Dans ce contexte de profonde incommunication politique et de déficience des instances de médiation entre gouvernants et gouvernés, la réponse du pouvoir aux « gilets jaunes » laisse songeur. Sur son principe même d’abord : l’extrême attention portée au mouvement est inhabituelle en regard du nombre de manifestants. Dès le mois de décembre, bien des responsables syndicaux ont dit leur désarroi démocratique face à la facilité avec laquelle les « gilets jaunes » ont obtenu les premières concessions, alors même qu’ils refusaient délibérément de se conformer aux règles qui encadrent le droit de manifester, et qu’ils n’ont jamais rassemblé plus de quelques centaines de milliers de personnes.

La forme annoncée pour la suite, celle d’un grand débat national qui pourrait être suivi d’un référendum sur des questions multiples, est tout aussi surprenante. Il semble difficile de rejouer, en dehors des cadres institutionnels établis, le débat qui a eu lieu au printemps 2017… quand on sait à l’avance qu’il ne sera pas possible de revenir sur certains points du programme que le suffrage universel a validés.

Le risque est grand, dès lors, de provoquer davantage de frustration que de satisfaction, tant chez les citoyens que chez leurs représentants qui se trouvent ainsi désavoués dans leur fonction de médiation. Tout cela fait peser une forte incertitude sur l’issue possible du référendum qui suivra, et dans lequel il sera difficile de ne pas voir un plébiscite pour ou contre Emmanuel Macron.

Cette méthode, teintée de populisme de circonstance, laisse planer un doute quant aux intentions réelles du pouvoir : s’il s’agit de préserver le caractère représentatif du système politique, la logique impose d’abord de le réparer, en profondeur.
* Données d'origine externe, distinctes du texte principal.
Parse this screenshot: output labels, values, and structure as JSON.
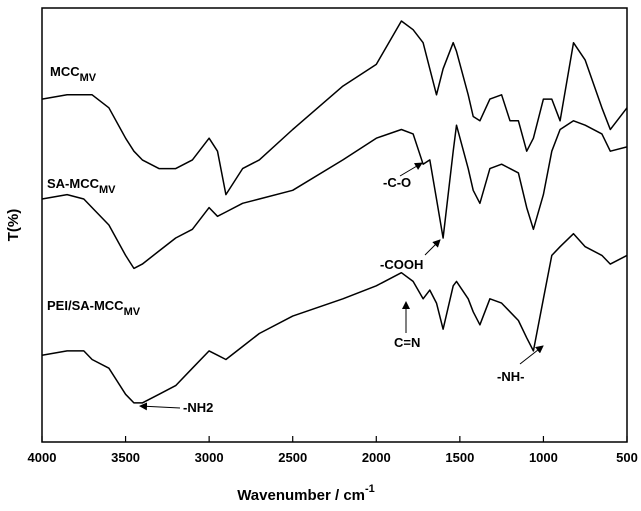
{
  "chart_data": {
    "type": "line",
    "xlabel": "Wavenumber / cm",
    "xlabel_sup": "-1",
    "ylabel": "T(%)",
    "x": [
      4000,
      3850,
      3750,
      3700,
      3600,
      3500,
      3450,
      3400,
      3300,
      3200,
      3100,
      3000,
      2950,
      2900,
      2800,
      2700,
      2500,
      2200,
      2000,
      1850,
      1780,
      1720,
      1680,
      1640,
      1600,
      1540,
      1520,
      1450,
      1420,
      1380,
      1320,
      1250,
      1200,
      1150,
      1100,
      1060,
      1000,
      950,
      900,
      820,
      750,
      650,
      600,
      500
    ],
    "series": [
      {
        "name": "MCC",
        "name_sub": "MV",
        "color": "#000000",
        "values": [
          79,
          80,
          80,
          80,
          77,
          70,
          67,
          65,
          63,
          63,
          65,
          70,
          67,
          57,
          63,
          65,
          72,
          82,
          87,
          97,
          95,
          92,
          86,
          80,
          86,
          92,
          90,
          80,
          75,
          74,
          79,
          80,
          74,
          74,
          67,
          70,
          79,
          79,
          74,
          92,
          88,
          77,
          72,
          77
        ]
      },
      {
        "name": "SA-MCC",
        "name_sub": "MV",
        "color": "#000000",
        "values": [
          56,
          57,
          56,
          54,
          50,
          43,
          40,
          41,
          44,
          47,
          49,
          54,
          52,
          53,
          55,
          56,
          58,
          65,
          70,
          72,
          71,
          64,
          65,
          56,
          47,
          67,
          73,
          63,
          58,
          55,
          63,
          64,
          63,
          62,
          54,
          49,
          57,
          67,
          72,
          74,
          73,
          71,
          67,
          68
        ]
      },
      {
        "name": "PEI/SA-MCC",
        "name_sub": "MV",
        "color": "#000000",
        "values": [
          20,
          21,
          21,
          19,
          17,
          11,
          9,
          9,
          11,
          13,
          17,
          21,
          20,
          19,
          22,
          25,
          29,
          33,
          36,
          39,
          37,
          33,
          35,
          32,
          26,
          36,
          37,
          33,
          30,
          27,
          33,
          32,
          30,
          28,
          24,
          21,
          33,
          43,
          45,
          48,
          45,
          43,
          41,
          43
        ]
      }
    ],
    "annotations": [
      "-C-O",
      "-COOH",
      "C=N",
      "-NH2",
      "-NH-"
    ],
    "xlim": [
      4000,
      500
    ],
    "xticks": [
      4000,
      3500,
      3000,
      2500,
      2000,
      1500,
      1000,
      500
    ],
    "ylim": [
      0,
      100
    ],
    "grid": false
  }
}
Pas seulement dans sa forme mais aussi dans son fonctionnement quotidien et dans sa dimension communicationnelle.

On voit mal comment un débat informel de deux mois, sur des thématiques mêlant des mesures programmatiques à des questions institutionnelles, pourrait satisfaire cette exigence. A fortiori dans un contexte de crise ou l’incommunication règne en maître, et où le débat se présente d’emblée comme un dialogue de sourds.